Es verändert sich etwas. Auch aus medizinischer Sicht. Ich halte zu Beginn des Stücks einen Monolog, in dem ich Informationen über die Wechseljahre gebe. Den musste ich in dieser Zeit bereits dreimal ändern: Zunächst hieß es „Auf keinen Fall Hormone“, dann „Hormone sind okay“ und aktuell eher „Du musst Hormone nehmen“. Und das wird es bestimmt nicht gewesen sein. Ich habe gerade in einem Artikel gelesen, dass man jetzt untersucht, wie die Wechseljahre einfach überspringen werden könnten. Das find ich sehr fragwürdig, für mich ist das ein Herumpfuschen mit der Natur. Und auch ein Zeichen, dass wir in unserer westlichen Gesellschaft immer noch einem jugendlichen Ideal hinterherlaufen. Andere Gesellschaften haben ja ein viel positiveres Bild vom Alter und von Frauen nach der Menopause.

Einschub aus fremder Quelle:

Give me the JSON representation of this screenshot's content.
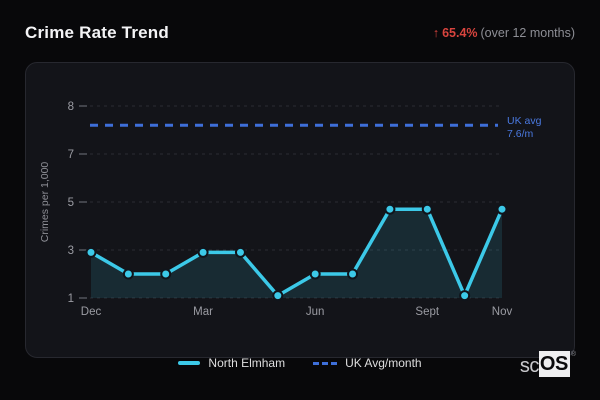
{
  "header": {
    "title": "Crime Rate Trend",
    "stat": {
      "arrow": "↑",
      "value": "65.4%",
      "caption": "(over 12 months)",
      "color": "#d8443e"
    }
  },
  "chart_data": {
    "type": "line",
    "title": "Crime Rate Trend",
    "ylabel": "Crimes per 1,000",
    "y_ticks": [
      1,
      3,
      5,
      7,
      8
    ],
    "points": 12,
    "x_tick_labels": [
      {
        "index": 0,
        "label": "Dec"
      },
      {
        "index": 3,
        "label": "Mar"
      },
      {
        "index": 6,
        "label": "Jun"
      },
      {
        "index": 9,
        "label": "Sept"
      },
      {
        "index": 11,
        "label": "Nov"
      }
    ],
    "series": [
      {
        "name": "North Elmham",
        "kind": "line",
        "color": "#3cc9e8",
        "values": [
          2.9,
          2,
          2,
          2.9,
          2.9,
          1.1,
          2,
          2,
          4.7,
          4.7,
          1.1,
          4.7
        ]
      },
      {
        "name": "UK Avg/month",
        "kind": "reference-line",
        "color": "#3e6fd9",
        "value": 7.6,
        "style": "dashed"
      }
    ],
    "annotation": {
      "line1": "UK avg",
      "line2": "7.6/m",
      "color": "#4a79e0"
    },
    "grid": true,
    "legend_position": "bottom",
    "area_fill": "rgba(60,201,232,0.13)",
    "grid_color": "#2e3037",
    "tick_text_color": "#9b9ca3"
  },
  "legend": {
    "items": [
      {
        "label": "North Elmham",
        "swatch": "solid",
        "color": "#3cc9e8"
      },
      {
        "label": "UK Avg/month",
        "swatch": "dashed",
        "color": "#3e6fd9"
      }
    ]
  },
  "logo": {
    "prefix": "sc",
    "suffix": "OS",
    "registered": "®"
  }
}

Was sich auch ändert: unser Stück ist gut besucht und wir großartige Reaktionen bekommen, das wäre vor zehn, fünfzehn Jahren vielleicht nicht so gewesen. Im Publikum sitzen allerdings fast nur Frauen. Aber immerhin kommen auch einige Männer. Der positive Zuspruch zeigt mir, dass es richtig ist, das Stück auf die Bühne zu bringen. Aber auch, dass noch ein weiterer Weg vor uns liegt, bevor wir wirklich die Stille durchbrochen haben. Ich sehe das so: Frauen in den Wechseljahren können genauso verwirrt sein wie Teenager. Vielleicht sogar noch mehr. Der Unterschied ist: Bei Teenagern wissen wir, was passiert, wir verstehen sie und unterstützen sie. Das sollten wir auch für Frauen in den Wechseljahren als selbstverständlich ansehen. Wir sind starke Frauen und haben noch viel vor. Und diese Geschichte sollten wir erzählen.